2015年10月06日 11時35分29秒 | 戦争法ではなく平和保障法を


 今年も地元の母親大会に参加させてもらいました。
 母親大会というのは、戦後の核兵器廃止の運動の中で知り合った地域のお母さん方が、その後も平和や暮らしの問題について話し合おうと、全国各地で毎年行われてきた集会です。私の住んでいる大阪の高石でも、もう今年で37回目の開催になります。そこで取り上げる問題も、憲法から消費税、原発問題、教育問題と様々です。最近は若いママさんの姿も目につくようになりました。母親だけでなく誰でも無料で参加できるので、私の知っている人が役員をしている事もあって、私も数年前からずっと参加させてもらうようになったのです。(2014年2013年の母親大会の時の様子)
 その中で、今年は自衛隊の海外派兵に道を開く戦争法(安保法制)が国会で強行採決されてしまった直後でもあり、改めて今の憲法の素晴らしさについて学び、自民党などが進める憲法改悪の企てを阻止して行こうと、先日10月4日の日曜日に、岡勝仁・大阪府大名誉教授のお話「平和が一番、守ろう憲法」を聞かせてもらう事になりました。

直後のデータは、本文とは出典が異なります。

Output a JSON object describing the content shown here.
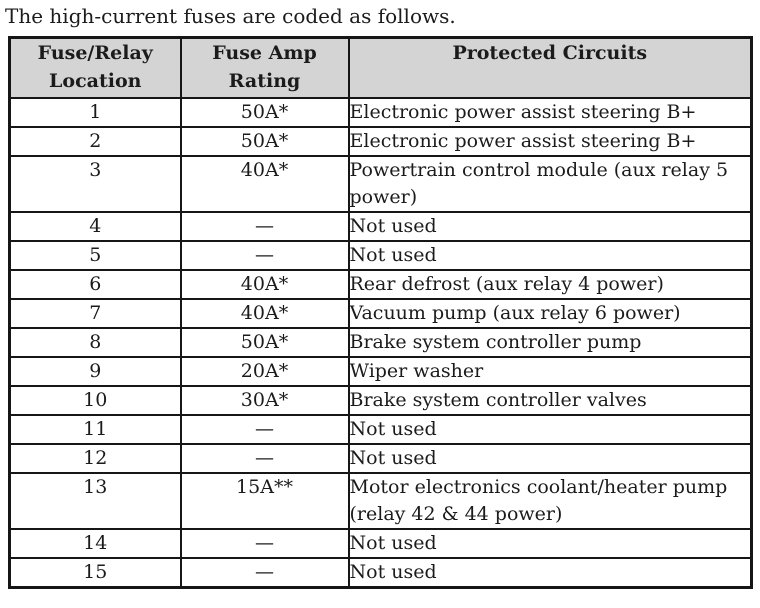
{
  "intro": "The high-current fuses are coded as follows.",
  "table": {
    "headers": [
      "Fuse/Relay\nLocation",
      "Fuse Amp\nRating",
      "Protected Circuits"
    ],
    "rows": [
      {
        "location": "1",
        "rating": "50A*",
        "circuit": "Electronic power assist steering B+"
      },
      {
        "location": "2",
        "rating": "50A*",
        "circuit": "Electronic power assist steering B+"
      },
      {
        "location": "3",
        "rating": "40A*",
        "circuit": "Powertrain control module (aux relay 5 power)"
      },
      {
        "location": "4",
        "rating": "—",
        "circuit": "Not used"
      },
      {
        "location": "5",
        "rating": "—",
        "circuit": "Not used"
      },
      {
        "location": "6",
        "rating": "40A*",
        "circuit": "Rear defrost (aux relay 4 power)"
      },
      {
        "location": "7",
        "rating": "40A*",
        "circuit": "Vacuum pump (aux relay 6 power)"
      },
      {
        "location": "8",
        "rating": "50A*",
        "circuit": "Brake system controller pump"
      },
      {
        "location": "9",
        "rating": "20A*",
        "circuit": "Wiper washer"
      },
      {
        "location": "10",
        "rating": "30A*",
        "circuit": "Brake system controller valves"
      },
      {
        "location": "11",
        "rating": "—",
        "circuit": "Not used"
      },
      {
        "location": "12",
        "rating": "—",
        "circuit": "Not used"
      },
      {
        "location": "13",
        "rating": "15A**",
        "circuit": "Motor electronics coolant/heater pump (relay 42 & 44 power)"
      },
      {
        "location": "14",
        "rating": "—",
        "circuit": "Not used"
      },
      {
        "location": "15",
        "rating": "—",
        "circuit": "Not used"
      }
    ]
  },
  "colors": {
    "header_bg": "#d4d4d4",
    "border": "#161616",
    "text": "#1b1b1b"
  }
}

 会場のホールには、この間の空前の規模にまで広がった国会前の抗議行動の様子や、絵手紙やタペストリーの展示が一杯掲げられていました。絵手紙やタペストリーからは、女性としての細やかさや芯の強さが伝わってきます。母親大会には、労働組合や政党中心の集まりや、SEALDs(シールズ)などの若者中心の集まりとは、また違った趣があります。私が母親大会に毎年参加するようになったのも、ひとえにこの展示があるからです。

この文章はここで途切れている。